Como joga a Espanha, candidata ao título da Copa do Mundo de 2026?

Por Gabriella Brizotti 6 de Junho de 2026 👁️ 0 visualizações 💬 0 comentários
Como joga a Espanha, candidata ao título da Copa do Mundo de 2026?

A Espanha chega à Copa do Mundo de 2026 como uma das seleções mais temidas do planeta. Atual campeã da Eurocopa e líder do ranking da Fifa, a equipe espanhola vive um dos momentos mais consistentes de sua história recente e desembarca no torneio com credenciais de favorita ao título.

Depois da eliminação para Marrocos nas oitavas de final da Copa de 2022, a Fúria passou por uma transformação importante. Sem abandonar a tradição de controle da posse de bola, a seleção incorporou mais velocidade, agressividade e verticalidade ao seu jogo, tornando-se uma equipe mais imprevisível e eficiente no terço final do campo.

A nova Espanha é mais direta

Durante anos, a identidade espanhola esteve associada ao tiki-taka, modelo baseado em longas trocas de passes e domínio territorial. Embora a posse de bola continue sendo uma característica marcante, a versão atual da Espanha busca chegar ao gol com mais rapidez.

A equipe utiliza a circulação de bola para atrair a marcação adversária e criar espaços pelos lados do campo. Quando encontra brechas, acelera as jogadas por seus pontas, explorando situações de um contra um e transições rápidas.

Essa mudança tornou a seleção menos previsível e mais perigosa contra adversários que optam por linhas defensivas baixas.

Lamine Yamal é o principal nome da geração

Grande parte das expectativas espanholas passa pelos pés de Lamine Yamal.

O atacante do Barcelona chega ao Mundial como uma das maiores estrelas do futebol mundial e candidato a disputar os principais prêmios individuais dos próximos anos. Atuando preferencialmente pela direita, Yamal combina velocidade, drible curto, criatividade e capacidade de decisão.

Sua presença obriga os adversários a realizarem coberturas constantes, abrindo espaços para os demais jogadores do setor ofensivo.

Aos 19 anos, ele já é visto como o rosto da nova geração espanhola.

Nico Williams oferece profundidade

Se Yamal desequilibra pela técnica, Nico Williams faz isso pela explosão física. Atuando pelo lado esquerdo, o atacante é uma das principais armas para atacar espaços nas costas da defesa adversária.
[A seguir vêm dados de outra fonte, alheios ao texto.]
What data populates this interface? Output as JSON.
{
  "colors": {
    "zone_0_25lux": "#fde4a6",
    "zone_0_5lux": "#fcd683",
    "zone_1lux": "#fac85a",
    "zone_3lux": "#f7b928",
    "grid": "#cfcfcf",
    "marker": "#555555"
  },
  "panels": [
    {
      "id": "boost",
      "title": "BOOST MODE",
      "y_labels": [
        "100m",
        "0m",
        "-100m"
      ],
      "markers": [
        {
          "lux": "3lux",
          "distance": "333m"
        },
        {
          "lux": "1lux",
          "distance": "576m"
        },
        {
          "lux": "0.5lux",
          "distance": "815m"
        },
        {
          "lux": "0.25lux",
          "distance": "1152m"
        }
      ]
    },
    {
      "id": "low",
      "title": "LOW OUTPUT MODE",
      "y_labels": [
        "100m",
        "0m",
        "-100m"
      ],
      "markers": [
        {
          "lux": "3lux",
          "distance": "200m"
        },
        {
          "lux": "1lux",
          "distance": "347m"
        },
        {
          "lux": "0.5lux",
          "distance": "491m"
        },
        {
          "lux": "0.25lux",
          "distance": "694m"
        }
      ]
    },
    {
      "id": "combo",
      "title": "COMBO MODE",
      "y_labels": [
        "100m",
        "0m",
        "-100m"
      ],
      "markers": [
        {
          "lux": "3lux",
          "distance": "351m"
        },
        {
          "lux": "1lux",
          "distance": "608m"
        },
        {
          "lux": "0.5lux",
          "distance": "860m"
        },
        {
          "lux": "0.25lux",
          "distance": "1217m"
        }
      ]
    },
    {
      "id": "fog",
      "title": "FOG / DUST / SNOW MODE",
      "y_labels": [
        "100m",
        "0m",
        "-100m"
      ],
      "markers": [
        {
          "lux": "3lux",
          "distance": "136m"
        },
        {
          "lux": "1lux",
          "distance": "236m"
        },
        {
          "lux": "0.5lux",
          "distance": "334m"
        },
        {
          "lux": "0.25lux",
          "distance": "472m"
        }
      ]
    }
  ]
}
Sua velocidade permite que a Espanha alterne entre ataques posicionais e contra-ataques, algo pouco comum nas versões anteriores da seleção. A dupla forma um dos setores ofensivos mais perigosos da Copa do Mundo.

Rodri dá equilíbrio ao sistema

Enquanto os jovens atacantes chamam a atenção, o equilíbrio da equipe passa por Rodri.

O volante funciona como o organizador da estrutura espanhola. É ele quem dita o ritmo da partida, protege a defesa e participa da construção das jogadas desde o campo defensivo.

Sua capacidade de leitura de jogo permite que a Espanha mantenha a posse sem perder compactação, além de facilitar a pressão logo após a perda da bola.

Pressão alta é uma marca registrada

Sem a posse, a Espanha busca recuperar a bola rapidamente. A equipe pressiona alto, fecha linhas de passe e tenta impedir que o adversário consiga sair jogando com tranquilidade. Essa estratégia faz com que muitas recuperações aconteçam já no campo ofensivo, criando oportunidades de gol em situações de desorganização defensiva do rival.

A intensidade sem a bola é um dos fatores que explicam a longa sequência de jogos sem derrota no tempo regulamentar.

O caminho na Copa

No Grupo H, a Espanha terá pela frente Uruguai, Arábia Saudita e Cabo Verde.

Embora os espanhóis apareçam como favoritos à liderança da chave, o confronto contra os uruguaios deve servir como principal teste para uma geração que sonha em repetir o feito de 2010 e conquistar o segundo título mundial da história do país.